Peabody Energy’s management team has emphasized repeatedly that the industry will likely shut in more mines in coming months. One reason that more mines haven’t closed despite weak pricing is that some miners still have longer-term, take-or-pay contracts in place that guarantee superior price realizations. As these agreements expire, producers will further reduce their output.
Peabody Energy’s exposure to pulverized coal injection (PCI) is another advantage. With steel producers looking to reduce costs, they’ve experimented with using more PCI and less metallurgical coal in their furnaces. In 2012 the price of a metric ton of PCI averaged about 69 percent of the cost of a metric ton of hard coking coal; today, this ratio has increased to 80 percent, thanks to robust demand for PCI.

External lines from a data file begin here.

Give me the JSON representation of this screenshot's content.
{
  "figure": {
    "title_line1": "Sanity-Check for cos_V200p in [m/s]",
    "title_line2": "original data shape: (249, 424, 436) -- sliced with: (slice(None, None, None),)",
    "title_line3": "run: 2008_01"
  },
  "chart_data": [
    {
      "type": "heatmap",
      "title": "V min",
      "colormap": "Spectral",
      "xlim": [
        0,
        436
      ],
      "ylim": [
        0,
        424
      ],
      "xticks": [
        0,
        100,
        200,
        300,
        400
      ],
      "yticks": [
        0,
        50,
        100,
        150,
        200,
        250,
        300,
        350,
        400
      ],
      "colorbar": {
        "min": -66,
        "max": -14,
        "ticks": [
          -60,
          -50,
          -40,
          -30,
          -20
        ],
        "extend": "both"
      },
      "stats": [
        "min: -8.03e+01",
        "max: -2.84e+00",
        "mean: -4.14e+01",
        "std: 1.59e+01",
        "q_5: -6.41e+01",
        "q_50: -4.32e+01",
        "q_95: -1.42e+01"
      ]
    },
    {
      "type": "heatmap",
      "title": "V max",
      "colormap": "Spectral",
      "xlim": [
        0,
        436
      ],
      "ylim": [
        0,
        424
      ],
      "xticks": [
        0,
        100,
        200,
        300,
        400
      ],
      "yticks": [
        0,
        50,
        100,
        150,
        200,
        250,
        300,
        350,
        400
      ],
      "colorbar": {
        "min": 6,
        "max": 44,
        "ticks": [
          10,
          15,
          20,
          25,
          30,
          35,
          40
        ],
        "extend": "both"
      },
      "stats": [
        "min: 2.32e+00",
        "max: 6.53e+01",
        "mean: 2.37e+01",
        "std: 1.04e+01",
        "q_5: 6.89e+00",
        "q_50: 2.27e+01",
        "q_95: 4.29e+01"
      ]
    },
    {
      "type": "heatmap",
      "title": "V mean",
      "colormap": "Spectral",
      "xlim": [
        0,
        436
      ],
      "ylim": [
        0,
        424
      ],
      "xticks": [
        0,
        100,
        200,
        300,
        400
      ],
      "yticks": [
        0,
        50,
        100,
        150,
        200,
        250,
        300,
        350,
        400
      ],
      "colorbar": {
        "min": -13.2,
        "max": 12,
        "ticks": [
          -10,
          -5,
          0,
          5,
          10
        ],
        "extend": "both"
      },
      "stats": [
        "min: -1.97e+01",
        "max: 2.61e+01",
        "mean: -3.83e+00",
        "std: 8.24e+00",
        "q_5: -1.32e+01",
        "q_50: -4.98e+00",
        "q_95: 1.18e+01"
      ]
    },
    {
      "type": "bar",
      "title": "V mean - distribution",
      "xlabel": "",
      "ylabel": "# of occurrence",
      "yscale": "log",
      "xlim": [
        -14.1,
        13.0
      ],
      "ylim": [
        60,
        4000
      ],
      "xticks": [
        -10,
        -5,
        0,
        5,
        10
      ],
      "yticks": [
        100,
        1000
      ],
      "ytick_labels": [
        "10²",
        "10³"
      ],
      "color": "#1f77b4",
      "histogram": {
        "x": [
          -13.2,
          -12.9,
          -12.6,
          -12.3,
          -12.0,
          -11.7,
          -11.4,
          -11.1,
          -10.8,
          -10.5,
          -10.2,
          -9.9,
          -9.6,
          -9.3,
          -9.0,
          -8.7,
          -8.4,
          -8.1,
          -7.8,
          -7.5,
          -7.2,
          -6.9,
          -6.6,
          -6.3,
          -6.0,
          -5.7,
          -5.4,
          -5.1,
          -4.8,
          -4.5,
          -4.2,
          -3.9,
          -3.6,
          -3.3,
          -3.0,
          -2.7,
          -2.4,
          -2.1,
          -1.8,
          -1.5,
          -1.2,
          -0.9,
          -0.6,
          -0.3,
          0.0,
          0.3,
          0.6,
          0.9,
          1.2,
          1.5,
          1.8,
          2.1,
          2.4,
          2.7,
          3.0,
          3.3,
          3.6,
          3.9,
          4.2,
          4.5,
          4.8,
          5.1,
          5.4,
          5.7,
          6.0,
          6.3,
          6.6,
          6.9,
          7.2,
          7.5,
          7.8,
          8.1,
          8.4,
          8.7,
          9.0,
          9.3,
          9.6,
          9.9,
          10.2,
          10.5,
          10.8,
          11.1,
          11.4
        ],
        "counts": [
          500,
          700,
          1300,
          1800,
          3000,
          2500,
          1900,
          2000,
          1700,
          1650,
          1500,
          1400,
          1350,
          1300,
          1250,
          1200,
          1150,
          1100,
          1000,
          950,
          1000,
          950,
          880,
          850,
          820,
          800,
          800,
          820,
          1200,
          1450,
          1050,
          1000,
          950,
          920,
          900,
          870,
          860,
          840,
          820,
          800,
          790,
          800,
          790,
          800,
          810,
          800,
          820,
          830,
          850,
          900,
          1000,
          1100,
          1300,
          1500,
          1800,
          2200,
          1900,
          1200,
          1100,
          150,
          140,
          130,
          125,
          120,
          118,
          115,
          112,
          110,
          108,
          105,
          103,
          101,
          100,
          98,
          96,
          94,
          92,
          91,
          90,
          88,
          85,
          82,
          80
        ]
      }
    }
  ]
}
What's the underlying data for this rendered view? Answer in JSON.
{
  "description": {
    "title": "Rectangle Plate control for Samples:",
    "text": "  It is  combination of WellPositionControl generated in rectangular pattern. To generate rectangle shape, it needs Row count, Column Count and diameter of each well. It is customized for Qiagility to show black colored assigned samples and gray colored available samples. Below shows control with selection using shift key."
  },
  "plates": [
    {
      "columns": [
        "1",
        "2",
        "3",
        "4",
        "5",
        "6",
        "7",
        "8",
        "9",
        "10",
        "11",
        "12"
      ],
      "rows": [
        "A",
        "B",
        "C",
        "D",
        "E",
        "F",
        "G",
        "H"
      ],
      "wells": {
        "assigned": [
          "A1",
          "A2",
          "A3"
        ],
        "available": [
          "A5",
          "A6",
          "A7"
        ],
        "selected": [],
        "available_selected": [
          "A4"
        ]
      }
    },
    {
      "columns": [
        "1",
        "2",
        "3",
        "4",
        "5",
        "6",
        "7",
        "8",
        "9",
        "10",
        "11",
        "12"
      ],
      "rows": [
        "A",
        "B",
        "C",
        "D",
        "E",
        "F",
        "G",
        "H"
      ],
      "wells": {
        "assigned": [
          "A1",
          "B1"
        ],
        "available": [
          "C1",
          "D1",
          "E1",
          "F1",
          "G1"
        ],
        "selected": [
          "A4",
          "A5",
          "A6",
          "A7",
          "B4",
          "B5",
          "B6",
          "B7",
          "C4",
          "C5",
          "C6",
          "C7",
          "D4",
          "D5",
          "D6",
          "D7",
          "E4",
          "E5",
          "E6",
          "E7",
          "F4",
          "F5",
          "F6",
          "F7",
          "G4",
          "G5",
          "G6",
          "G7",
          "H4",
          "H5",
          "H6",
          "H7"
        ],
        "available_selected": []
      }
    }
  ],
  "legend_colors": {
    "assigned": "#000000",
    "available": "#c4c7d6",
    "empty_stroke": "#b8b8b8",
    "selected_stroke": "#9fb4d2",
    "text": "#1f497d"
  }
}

Moreover, Peabody Energy’s operational performance continues to improve. The company made good on management’s promise to reduce its first-quarter Australian mining costs by 10 percent from year-ago levels. The company also lowered its full-year guidance for production costs Down Under to US$80 per metric ton from the low US$80s per metric ton.
Peabody Energy paid down US$100 million of debt in the first quarter of 2013 and another US$100 million at the end of May, making progress toward its stated goal of repaying US$600 million in debt this year. The stock has suffered in recent years because of concerns about the leverage that the firm took on to finance its late 2011 acquisition of MacArthur Coal.
With a dividend yield of 2 percent and a stock price that’s roughly on par with book value, Peabody Energy represents a deep-value play on an eventual recovery in US and global coal markets. Although potential downside appears limited at these levels, prospective investors should note that this trade entails higher risk and could take time to play out.